Russian troops have cut off power to Chernobyl in ways the site was not “sustained for,” and untrained Russian servicemen disturbed radioactive soil and raised dust as they moved through the area, Muffett said.

“We’ve seen missile strikes actually put a nuclear facility on fire,” she said. “And, in the immediate hours after the fire began, firefighters were unable to reach the blaze, because they were in a live fire situation. These are these are really extraordinary risks.”

The role Russian oil plays in the conflict

The conflict in Ukraine is the latest demonstration of the “deep linkages between fossil fuels and conflict,” Muffett said. Boiko, who left Kyiv on Feb. 24, said the connection that fossil fuels play in the current war are “obvious,” because Russia is using the funds from its oil industry to fund the conflict.

“We’ve seen Putin’s regime look to weaponize its own natural gas and oil resources as a way to intimidate countries in Europe and beyond from coming to Ukraine to aid,” Muffett said. “And so, this is a fossil fueled conflict in every conceivable way.”
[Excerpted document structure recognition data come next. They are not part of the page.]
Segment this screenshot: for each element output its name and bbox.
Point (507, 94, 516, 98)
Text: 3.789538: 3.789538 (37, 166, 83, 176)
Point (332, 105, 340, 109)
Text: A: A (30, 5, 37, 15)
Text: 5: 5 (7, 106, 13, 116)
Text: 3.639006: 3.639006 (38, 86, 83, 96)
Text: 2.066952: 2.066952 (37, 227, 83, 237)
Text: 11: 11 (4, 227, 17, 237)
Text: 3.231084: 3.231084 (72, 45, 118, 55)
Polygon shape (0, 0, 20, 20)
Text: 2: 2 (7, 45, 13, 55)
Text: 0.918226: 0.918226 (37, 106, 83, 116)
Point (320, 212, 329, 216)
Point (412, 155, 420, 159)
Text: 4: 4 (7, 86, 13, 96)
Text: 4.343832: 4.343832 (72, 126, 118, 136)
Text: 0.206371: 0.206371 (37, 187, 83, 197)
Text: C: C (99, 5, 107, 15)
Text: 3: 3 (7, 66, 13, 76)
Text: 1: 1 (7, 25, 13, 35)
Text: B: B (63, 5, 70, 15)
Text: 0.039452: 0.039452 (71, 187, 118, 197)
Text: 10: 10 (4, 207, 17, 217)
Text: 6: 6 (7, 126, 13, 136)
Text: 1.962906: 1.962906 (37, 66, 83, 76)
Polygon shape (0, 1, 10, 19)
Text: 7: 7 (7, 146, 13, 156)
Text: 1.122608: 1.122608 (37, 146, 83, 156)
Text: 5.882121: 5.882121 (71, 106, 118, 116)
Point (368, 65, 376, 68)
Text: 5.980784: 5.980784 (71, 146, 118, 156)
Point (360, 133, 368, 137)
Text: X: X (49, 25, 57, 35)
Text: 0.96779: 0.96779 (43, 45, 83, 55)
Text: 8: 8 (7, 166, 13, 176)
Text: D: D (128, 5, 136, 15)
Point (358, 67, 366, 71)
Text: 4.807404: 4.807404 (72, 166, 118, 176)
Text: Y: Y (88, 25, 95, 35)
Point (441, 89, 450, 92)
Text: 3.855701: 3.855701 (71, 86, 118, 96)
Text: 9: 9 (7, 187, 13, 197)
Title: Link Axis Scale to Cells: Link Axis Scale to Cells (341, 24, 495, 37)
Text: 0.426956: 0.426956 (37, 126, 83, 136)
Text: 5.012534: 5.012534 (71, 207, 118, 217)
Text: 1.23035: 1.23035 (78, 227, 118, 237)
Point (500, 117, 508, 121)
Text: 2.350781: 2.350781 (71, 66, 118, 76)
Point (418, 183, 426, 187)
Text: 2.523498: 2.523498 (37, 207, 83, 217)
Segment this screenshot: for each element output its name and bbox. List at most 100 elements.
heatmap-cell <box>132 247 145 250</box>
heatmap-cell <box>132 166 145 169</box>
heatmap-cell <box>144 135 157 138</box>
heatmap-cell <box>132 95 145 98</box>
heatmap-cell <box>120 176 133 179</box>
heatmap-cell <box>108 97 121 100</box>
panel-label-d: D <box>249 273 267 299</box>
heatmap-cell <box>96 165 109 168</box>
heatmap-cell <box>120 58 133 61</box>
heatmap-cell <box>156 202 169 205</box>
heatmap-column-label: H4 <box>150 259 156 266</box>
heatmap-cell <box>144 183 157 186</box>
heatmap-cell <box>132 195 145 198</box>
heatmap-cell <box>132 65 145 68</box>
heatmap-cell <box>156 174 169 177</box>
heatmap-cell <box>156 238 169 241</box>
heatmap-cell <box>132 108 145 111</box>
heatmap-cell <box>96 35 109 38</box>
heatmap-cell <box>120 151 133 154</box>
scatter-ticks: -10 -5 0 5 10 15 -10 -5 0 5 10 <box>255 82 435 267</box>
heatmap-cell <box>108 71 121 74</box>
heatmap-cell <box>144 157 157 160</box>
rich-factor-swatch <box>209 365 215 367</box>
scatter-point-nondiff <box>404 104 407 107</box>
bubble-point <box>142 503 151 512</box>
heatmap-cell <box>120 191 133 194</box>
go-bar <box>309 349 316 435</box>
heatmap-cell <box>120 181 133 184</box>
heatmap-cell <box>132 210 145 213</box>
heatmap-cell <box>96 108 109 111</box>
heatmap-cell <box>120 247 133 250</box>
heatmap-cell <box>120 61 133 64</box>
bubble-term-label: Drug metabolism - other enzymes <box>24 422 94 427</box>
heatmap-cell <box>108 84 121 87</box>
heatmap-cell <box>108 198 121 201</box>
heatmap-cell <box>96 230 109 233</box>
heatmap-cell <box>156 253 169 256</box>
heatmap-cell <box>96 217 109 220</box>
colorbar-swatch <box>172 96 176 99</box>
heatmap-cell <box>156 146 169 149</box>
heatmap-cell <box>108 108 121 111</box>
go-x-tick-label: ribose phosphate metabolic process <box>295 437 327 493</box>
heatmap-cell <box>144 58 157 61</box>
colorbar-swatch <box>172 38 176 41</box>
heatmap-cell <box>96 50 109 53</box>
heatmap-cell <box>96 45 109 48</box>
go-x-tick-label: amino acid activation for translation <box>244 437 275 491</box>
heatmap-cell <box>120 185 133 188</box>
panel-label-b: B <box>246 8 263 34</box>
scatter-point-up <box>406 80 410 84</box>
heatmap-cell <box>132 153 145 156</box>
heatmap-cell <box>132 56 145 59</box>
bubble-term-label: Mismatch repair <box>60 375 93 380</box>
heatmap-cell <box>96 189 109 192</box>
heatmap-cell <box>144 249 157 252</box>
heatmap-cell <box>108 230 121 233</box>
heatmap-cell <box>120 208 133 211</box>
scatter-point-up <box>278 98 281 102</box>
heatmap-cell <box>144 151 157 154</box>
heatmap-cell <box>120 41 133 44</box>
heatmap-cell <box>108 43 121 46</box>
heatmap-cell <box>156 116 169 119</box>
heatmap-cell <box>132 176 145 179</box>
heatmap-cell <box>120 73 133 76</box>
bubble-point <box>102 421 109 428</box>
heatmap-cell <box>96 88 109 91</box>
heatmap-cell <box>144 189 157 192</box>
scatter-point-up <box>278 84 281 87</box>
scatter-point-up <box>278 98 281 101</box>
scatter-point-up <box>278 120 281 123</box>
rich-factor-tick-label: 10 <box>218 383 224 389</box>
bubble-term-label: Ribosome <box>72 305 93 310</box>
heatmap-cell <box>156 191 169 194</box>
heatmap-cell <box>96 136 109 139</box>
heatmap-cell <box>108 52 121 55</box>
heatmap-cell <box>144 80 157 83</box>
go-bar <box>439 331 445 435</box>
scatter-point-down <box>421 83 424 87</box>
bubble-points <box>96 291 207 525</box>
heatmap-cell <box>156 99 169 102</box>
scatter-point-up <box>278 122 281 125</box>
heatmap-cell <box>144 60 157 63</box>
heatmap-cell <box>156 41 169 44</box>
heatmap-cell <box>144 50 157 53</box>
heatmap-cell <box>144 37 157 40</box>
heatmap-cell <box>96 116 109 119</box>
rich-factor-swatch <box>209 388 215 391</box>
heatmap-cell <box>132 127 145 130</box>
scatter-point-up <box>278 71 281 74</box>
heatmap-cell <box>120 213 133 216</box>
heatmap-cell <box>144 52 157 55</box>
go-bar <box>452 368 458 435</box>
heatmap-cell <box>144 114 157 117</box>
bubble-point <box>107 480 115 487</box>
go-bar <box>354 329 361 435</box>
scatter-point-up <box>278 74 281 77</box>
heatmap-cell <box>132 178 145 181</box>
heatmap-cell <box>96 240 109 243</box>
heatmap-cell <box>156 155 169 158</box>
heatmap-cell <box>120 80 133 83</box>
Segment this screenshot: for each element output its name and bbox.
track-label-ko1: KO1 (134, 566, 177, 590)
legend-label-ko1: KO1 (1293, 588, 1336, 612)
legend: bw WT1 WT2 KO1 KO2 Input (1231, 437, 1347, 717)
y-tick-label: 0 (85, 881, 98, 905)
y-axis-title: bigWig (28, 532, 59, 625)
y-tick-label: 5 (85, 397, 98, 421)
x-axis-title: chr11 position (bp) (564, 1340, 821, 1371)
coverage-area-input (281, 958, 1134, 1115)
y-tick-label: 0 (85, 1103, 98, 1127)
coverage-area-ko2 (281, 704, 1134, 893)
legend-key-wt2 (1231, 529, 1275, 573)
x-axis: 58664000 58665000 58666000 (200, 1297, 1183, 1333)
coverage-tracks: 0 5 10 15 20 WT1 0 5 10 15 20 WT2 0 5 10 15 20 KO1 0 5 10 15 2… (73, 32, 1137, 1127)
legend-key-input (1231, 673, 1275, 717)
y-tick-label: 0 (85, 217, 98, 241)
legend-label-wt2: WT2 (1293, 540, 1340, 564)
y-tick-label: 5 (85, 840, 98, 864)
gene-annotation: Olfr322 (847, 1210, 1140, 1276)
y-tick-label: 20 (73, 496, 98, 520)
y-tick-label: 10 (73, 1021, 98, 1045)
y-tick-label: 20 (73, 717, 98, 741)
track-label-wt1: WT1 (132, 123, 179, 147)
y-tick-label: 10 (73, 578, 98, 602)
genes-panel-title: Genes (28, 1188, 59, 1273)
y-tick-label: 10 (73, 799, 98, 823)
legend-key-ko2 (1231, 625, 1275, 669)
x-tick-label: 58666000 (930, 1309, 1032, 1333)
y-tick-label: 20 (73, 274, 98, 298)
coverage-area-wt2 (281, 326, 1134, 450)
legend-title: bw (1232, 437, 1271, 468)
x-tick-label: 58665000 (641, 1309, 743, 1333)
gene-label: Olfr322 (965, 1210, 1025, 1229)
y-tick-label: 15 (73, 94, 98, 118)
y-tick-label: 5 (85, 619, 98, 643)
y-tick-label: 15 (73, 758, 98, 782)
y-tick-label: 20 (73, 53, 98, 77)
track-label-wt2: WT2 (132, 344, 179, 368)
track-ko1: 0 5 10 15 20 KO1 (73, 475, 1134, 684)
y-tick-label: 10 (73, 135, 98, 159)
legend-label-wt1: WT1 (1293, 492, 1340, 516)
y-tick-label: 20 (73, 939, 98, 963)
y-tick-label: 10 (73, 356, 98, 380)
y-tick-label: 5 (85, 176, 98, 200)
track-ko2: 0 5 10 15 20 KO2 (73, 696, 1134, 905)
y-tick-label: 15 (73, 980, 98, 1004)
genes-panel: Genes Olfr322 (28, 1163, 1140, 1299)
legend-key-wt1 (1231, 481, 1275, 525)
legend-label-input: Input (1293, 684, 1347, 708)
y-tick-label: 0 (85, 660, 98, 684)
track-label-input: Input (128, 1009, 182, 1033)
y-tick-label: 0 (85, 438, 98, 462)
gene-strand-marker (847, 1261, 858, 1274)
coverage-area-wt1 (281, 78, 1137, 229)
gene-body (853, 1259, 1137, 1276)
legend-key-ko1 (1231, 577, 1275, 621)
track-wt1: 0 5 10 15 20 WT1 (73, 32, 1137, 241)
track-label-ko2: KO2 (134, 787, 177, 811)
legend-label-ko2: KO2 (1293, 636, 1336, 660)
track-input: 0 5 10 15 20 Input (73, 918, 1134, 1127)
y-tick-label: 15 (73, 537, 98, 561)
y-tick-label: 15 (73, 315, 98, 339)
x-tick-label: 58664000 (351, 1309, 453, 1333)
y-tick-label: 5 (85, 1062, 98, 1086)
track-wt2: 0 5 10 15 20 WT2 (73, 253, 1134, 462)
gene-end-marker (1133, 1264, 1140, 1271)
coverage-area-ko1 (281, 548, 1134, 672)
The environmental activists who remain in Ukraine, those who aren’t helping with the immediate humanitarian relief, are bringing attention to the fact that the E.U. and U.S. have been “very dependent” on Russia’s fossil fuels for years, Boiko said.

While the U.S. has imposed sanctions on all Russian oil and other energy sources, the European Union’s embargo only extends to coal, and not to oil and gas. About 40% of the E.U.’s gas comes from Russia, according to the observatory.

“This is exactly the leverage that has been used by Russia that is pressuring, basically, other countries to not impose sanctions to not do anything about this war to not help Ukraine,” Boiko said.

But Boiko said the conflict and the aftermath could eventually lead to positive steps in the fight against climate change, because the sanctions imposed on Russia lead to less fossil fuel consumption. She said the phasing out of fossil fuels could happen more quickly, now that a major world player in oil exports has essentially been eliminated.

“The fact that this conflict is accelerating conversations within Europe about how they free themselves from reliance on fossil oil and fossil gas is also a big step forward,” Muffett said.